In Membership First’s videos, Ed Harris, Martin Sheen, Rob Schneider, Elliott Gould, Charles Shaughnessy, Nichelle Nichols, Nancy Sinatra and others calling the contract “an attempt to destroy the union,” “the worst contract in 50 years” and a “death sentence.”
Rosenberg has not appeared in any of the videos, and Anne-Marie Johnson, Membership First’s spokesperson and SAG 1st vice president, is also noticeably absent. Contractual obligations might prevent Rosenberg from appearing in the videos, and Johnson might be focusing on her run for a seat on AFTRA’s board.
The radicals argue that the contract endorses non-union work because it does not cover all made-for-Internet content, but only those that employ union workers and/or are budgeted over $15,000 per minute or $300,000 total.
They also argue that movies and shows made before 1974 will not receive residuals for Internet streaming and includes no provisions for product placement. They also caution that the guild will be stuck with this contract’s new residuals for a long time.

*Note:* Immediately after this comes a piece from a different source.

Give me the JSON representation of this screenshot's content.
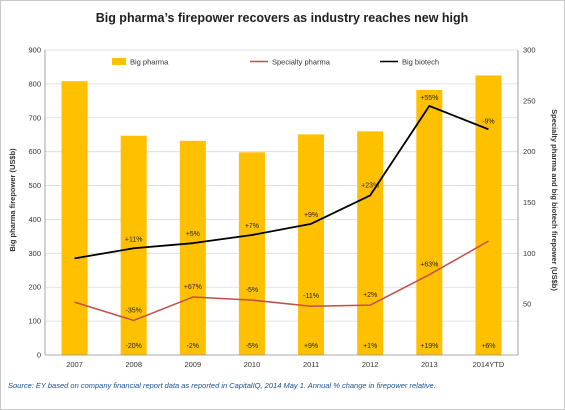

The guild has yet to improve the paltry DVD residuals that were first contracted in the 1980s.
If SAG members vote down the contract, the guild’s leaders will be forced to ask the AMPTP to re-negotiate their “last, best and final offer.” If the studios refuse, SAG’s board would likely seek strike authorization from its members and possibly walk out.
But does Membership First have a chance of defeating the contract given the economic crisis and nationwide drought of film productions?
Stephen Diamond, an associate professor of labor law at the Santa Clara University School of Law and a former candidate to be SAG’s executive director, said actors will most likely approve the contract.
“There is little doubt that the momentum is strongly in favor of ratification,” Diamond wrote on his blog, King Harvest. “If the membership votes ‘no,’ then they are back to square one: no contract, no strategy and a leadership that wanted to cut a deal … If they vote ‘yes,’ they get, finally, the modest gains made by the WGA and AFTRA in their deals including the first unionized presence in new media content.”
“There’s a chance it won’t, but I think ratification is going to happen,” Jonathan Handel, entertainment attorney and digital-media blogger, told TheWrap. “Membership First will drive the ratification percentage down into the 60s. They make some good points about gaps in coverage.”
“But negotiations are about getting the best contract achievable, not the best imaginable,” Handel added.